Language of the week: Hadza

Hadza (along with Sandawe) are the two languages with click consonants not spoken in Namibia, South Africa or Botswana. It is spoken in Tanzania by an uncertain (and probably dwindling) number of people around Lake Victoria. Ethnologue has the language use as “vigorous” but most of the web sites that I looked at seemed to portray the current situation as pretty bad.

There are a lot of very interesting classification issues with these languages. Greenberg classified Hadza as Khoi-San, but the basis for the classification seems to have been “all obviously non-Bantu click languages” rather than positive evidence of shared material. Since then, however, there’s been quite a bit of work which shows that there is a single family of click languages. Bonny Sands, for example, has a number of papers about this, and there’s a nice paper by Tom Gueldemann on the morphological evidence.

The Wikipedia page on the language has the phoneme inventory and a couple of links to external bibliographies. You can hear sound files of Hadza from the UCLA phonetics lab. A link to the page is here.

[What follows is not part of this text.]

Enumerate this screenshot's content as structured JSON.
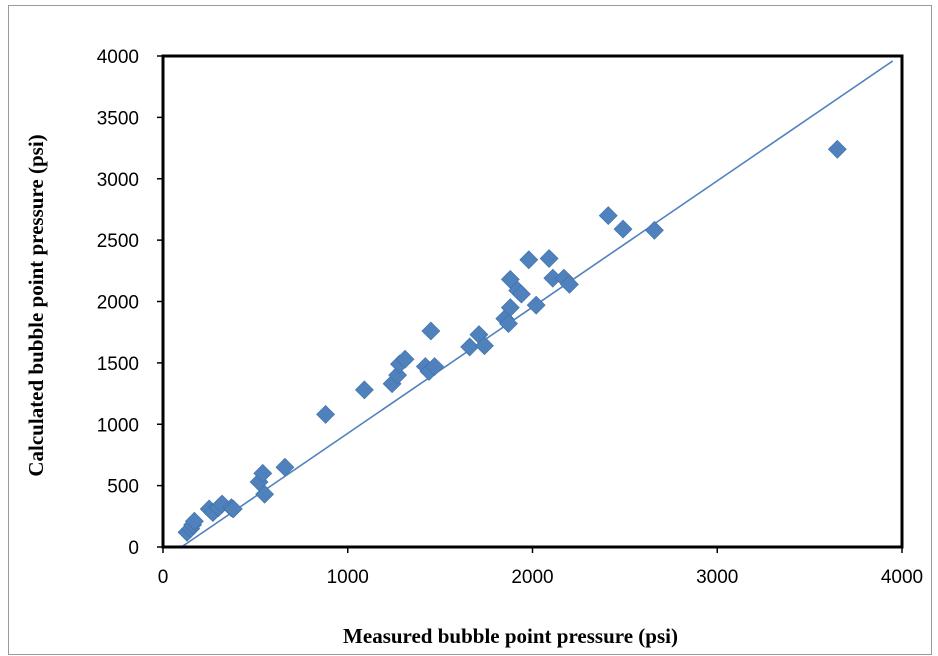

Helen Eaton has written a couple of papers on different aspects of Hadza grammar, including this paper on focus. There’s also this paper by Niklas Edenmyr on the semantics of gender assignment. Apart from this, a great deal of the Web presence of Hadza seems to be “reprints” of the Wikipedia article.


3 responses to “Language of the week: Hadza

  1. I’ve just discovered this site. Thanks for the links to papers about Hadza. I know very little about African languages, but would like to, so this is as good a place as any to start. I’ll be digging through your archives!

  2. There are several click languages in Africa .It is one of them .

  3. Bonny Sands doesn’t claim Hadza has Khoisan affiliations; quite the opposite. The paper by Gueldemann you cite argues that Greenberg’s evidence is insufficient to establish a Khoisan genetic unit. The paper by Helen Eaton you cite deals with Sandawe, not Hadza.

    The current view of most Khoisanists is that there are at least three unrelated genetic units in the Southern African Khoisan area and several isolates.